Vício em vídeo games

Férias é tempo de brincar!!! E, com certeza os vídeo games, celulares , aplicativos de redes sociais e vídeos do You Tube fazem parte do período de descanso de seu filho não é mesmo? Independente da idade que ele tenha...
É fato que este objeto já foi, em sua casa, motivo de castigo, reclamação e até te proporcionou um certo sossego, afinal, que mal tem a criança ficar dentro de casa e ainda exercitar sua mente com os desafios que os games proporcionam? Mas, você sabe quando é demais?
Você sabia que o vício em games foi considerado pela OMS (Organização Mundial de Saúde) como distúrbio mental? O CID 11  - Classificação Internacional de Doenças – irá incluí-lo como “ Distúrbio de games”.

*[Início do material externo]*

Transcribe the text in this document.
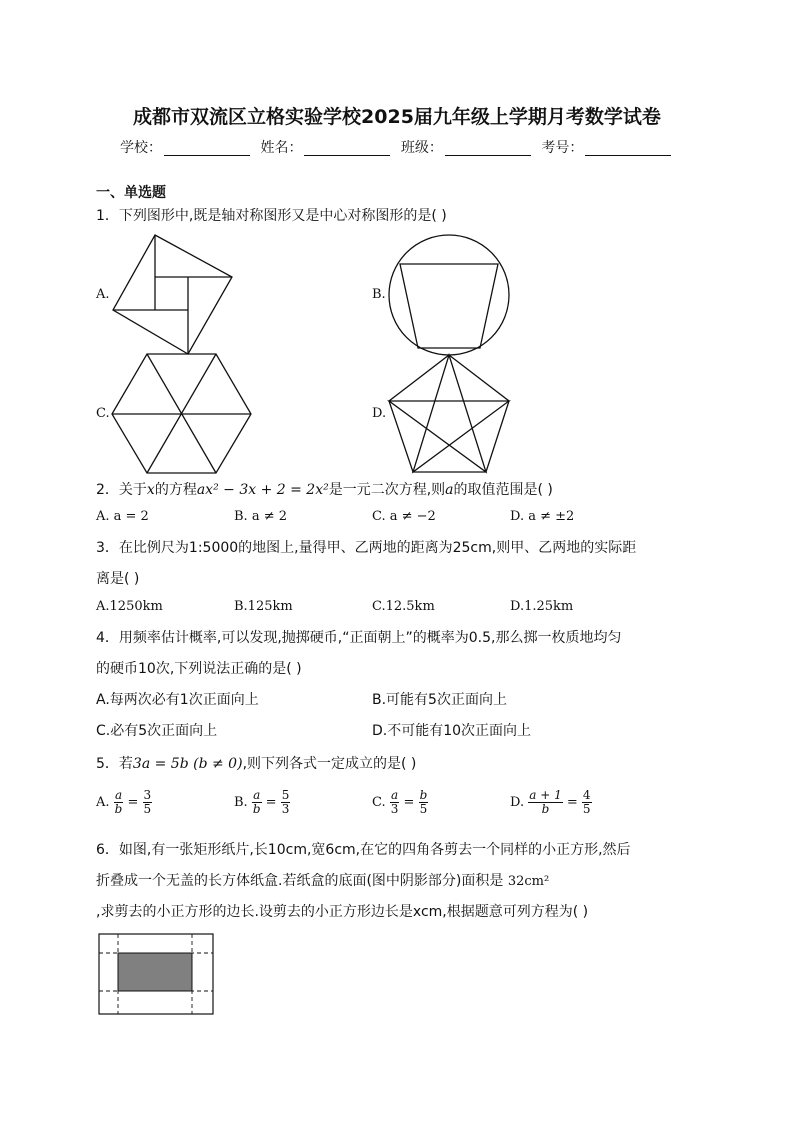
成都市双流区立格实验学校2025届九年级上学期月考数学试卷
学校：	姓名：	班级：	考号：
一、单选题
1．下列图形中,既是轴对称图形又是中心对称图形的是( )
A.	B.
C.	D.
2．关于x的方程ax² − 3x + 2 = 2x²是一元二次方程,则a的取值范围是( )
A. a = 2	B. a ≠ 2	C. a ≠ −2	D. a ≠ ±2
3．在比例尺为1:5000的地图上,量得甲、乙两地的距离为25cm,则甲、乙两地的实际距
离是( )
A.1250km	B.125km	C.12.5km	D.1.25km
4．用频率估计概率,可以发现,抛掷硬币,“正面朝上”的概率为0.5,那么掷一枚质地均匀
的硬币10次,下列说法正确的是( )
A.每两次必有1次正面向上	B.可能有5次正面向上
C.必有5次正面向上	D.不可能有10次正面向上
5．若3a = 5b (b ≠ 0),则下列各式一定成立的是( )
A. $\frac{a}{b} = \frac{3}{5}$	B. $\frac{a}{b} = \frac{5}{3}$	C. $\frac{a}{3} = \frac{b}{5}$	D. $\frac{a + 1}{b} = \frac{4}{5}$
6．如图,有一张矩形纸片,长10cm,宽6cm,在它的四角各剪去一个同样的小正方形,然后
折叠成一个无盖的长方体纸盒.若纸盒的底面(图中阴影部分)面积是 32cm²
,求剪去的小正方形的边长.设剪去的小正方形边长是xcm,根据题意可列方程为( )
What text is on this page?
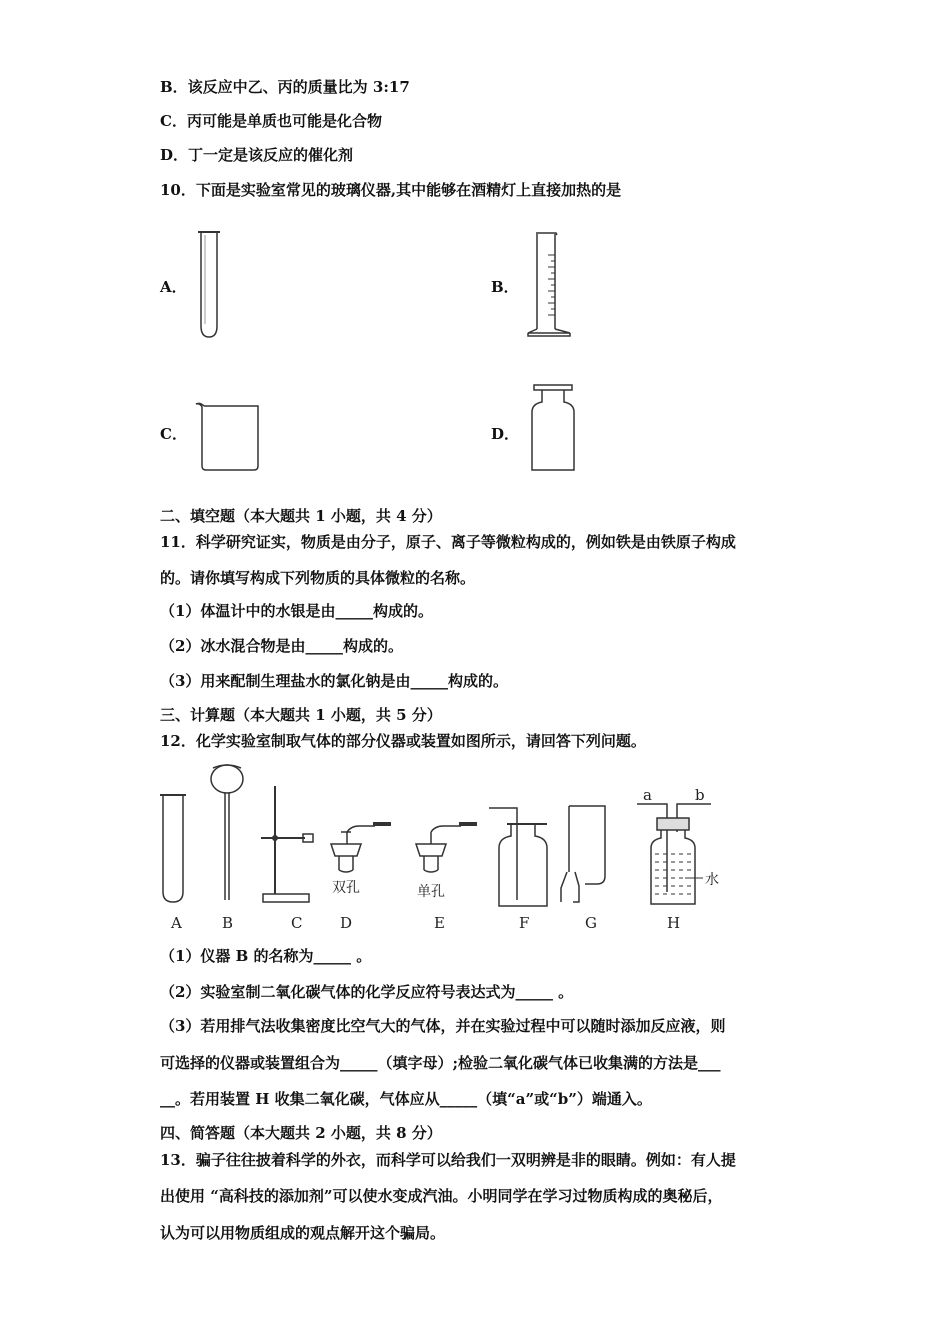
B．该反应中乙、丙的质量比为 3:17
C．丙可能是单质也可能是化合物
D．丁一定是该反应的催化剂
10．下面是实验室常见的玻璃仪器,其中能够在酒精灯上直接加热的是
A．	B．
C．	D．
二、填空题（本大题共 1 小题，共 4 分）
11．科学研究证实，物质是由分子，原子、离子等微粒构成的，例如铁是由铁原子构成
的。请你填写构成下列物质的具体微粒的名称。
（1）体温计中的水银是由_____构成的。
（2）冰水混合物是由_____构成的。
（3）用来配制生理盐水的氯化钠是由_____构成的。
三、计算题（本大题共 1 小题，共 5 分）
12．化学实验室制取气体的部分仪器或装置如图所示，请回答下列问题。
双孔	单孔
a	b
水
A	B	C	D	E	F	G	H
（1）仪器 B 的名称为_____ 。
（2）实验室制二氧化碳气体的化学反应符号表达式为_____ 。
（3）若用排气法收集密度比空气大的气体，并在实验过程中可以随时添加反应液，则
可选择的仪器或装置组合为_____（填字母）;检验二氧化碳气体已收集满的方法是___
__。若用装置 H 收集二氧化碳，气体应从_____（填“a”或“b”）端通入。
四、简答题（本大题共 2 小题，共 8 分）
13．骗子往往披着科学的外衣，而科学可以给我们一双明辨是非的眼睛。例如：有人提
出使用 “高科技的添加剂”可以使水变成汽油。小明同学在学习过物质构成的奥秘后，
认为可以用物质组成的观点解开这个骗局。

É bem fácil notar quando a criança ou o adolescente está excedendo-se no uso destes gadgets. Observe o comportamento dele e responda sinceramente às seguintes perguntas:
-Quanto tempo do dia meu filho passa diante destes aplicativos?
-Se ele for proibido de usá-los, encontra outra maneira de divertir-se e passar o dia ou desespera-se e fica o tempo todo implorando e achando artifícios para estar perto do instrumento?
-Deixa de fazer coisas importantes, como ir à escola, dormir, comer, tomar banho, fazer lição de casa para jogar?
-Brinca de outras coisas?
-Rejeita receber amigos ou sair de casa para jogar?
-Em suas conversas, apenas se expõe para falar de jogos ou youtubers?
-O humor dele muda de forma drástica e constante quando perde ou quando não pode jogar?
Analisando as suas respostas você mesmo vai compreender se seu filho precisa de ajuda especializada ou não.
Mas, o que um jogo pode fazer mal? Bem, várias coisas podem acontecer quando a criançada fica em excesso ligada aos games, entre elas:
-Problemas na postura que geram dores musculares, articulares, podendo acarretar em más formações;
-Problemas de visão por ficar forçando a vista num mesmo foco por muito tempo;
-Problemas de saúde e psicológicos acarretados pela falta de exercício físico como sobrepeso,  colesterol alto, diabetes juvenil, além do bullying, que pode gerar baixa estima e em casos mais graves depressão;
-Além da alienação a outras coisas importantes na vida como ter amigos, viver em família, estudar...
Como podemos ajudar as crianças a usarem os games de forma correta?
-Incentive, desde pequenino, a atividade física. Jogar bola, brincar de pega pega, andar de patins, bicicleta, nadar, caminhar em parque, na cidade ou em exposições... São tantas as opções e de vários custos, inclusive gratuitos;
-Faça a rotina da criança acontecer. Ter hora para brincar, tomar banho, jantar pode ser chata para o adulto que tem a vida atribulada, mas para a criança serve como um orientador e como um preparo para a vida adulta. Óbvio que nas férias esta rotina pode ser mais flexibilizada, mas não deve deixar de ocorrer;
-Proponha atividades artísticas de montagem, use papel, canetinha, giz, tinta, lápis tesoura... Hoje recebemos no consultório crianças que não sabem e não querem brincar e desenhar, e isto não é nada saudável para seu desenvolvimento pedagógico e psíquico;
-Estimule a criança a conversar com outros adultos e crianças. Dependendo da idade, não há problema em receber amigos em casa ou visitá-los.
-Estimule a fantasia através de momentos de leitura ou temáticos como criar uma fantasia de super herói por exemplo ou encenar uma pecinha de teatro na sala de casa.
Como pudemos notar, para ser saudável,a criança vai depender do tempo e da orientação de um adulto para mostrar as muitas possibilidades que a vida traz além de uma tela de computador, celular ou TV. E isto deve ser estimulado desde a infância e não apenas na adolescência, de uma hora para outra quando o problema tornou-se crônico.
Mais uma vez é indispensável lembrar que a criança copia seu exemplo, o que você faz e não o que você fala que é melhor. De que adianta pedir para o pimpolho sair da TV se você não solta seu celular da mão? E você, propõe-se a mostrar novas brincadeiras e dedicar um tempinho a ele?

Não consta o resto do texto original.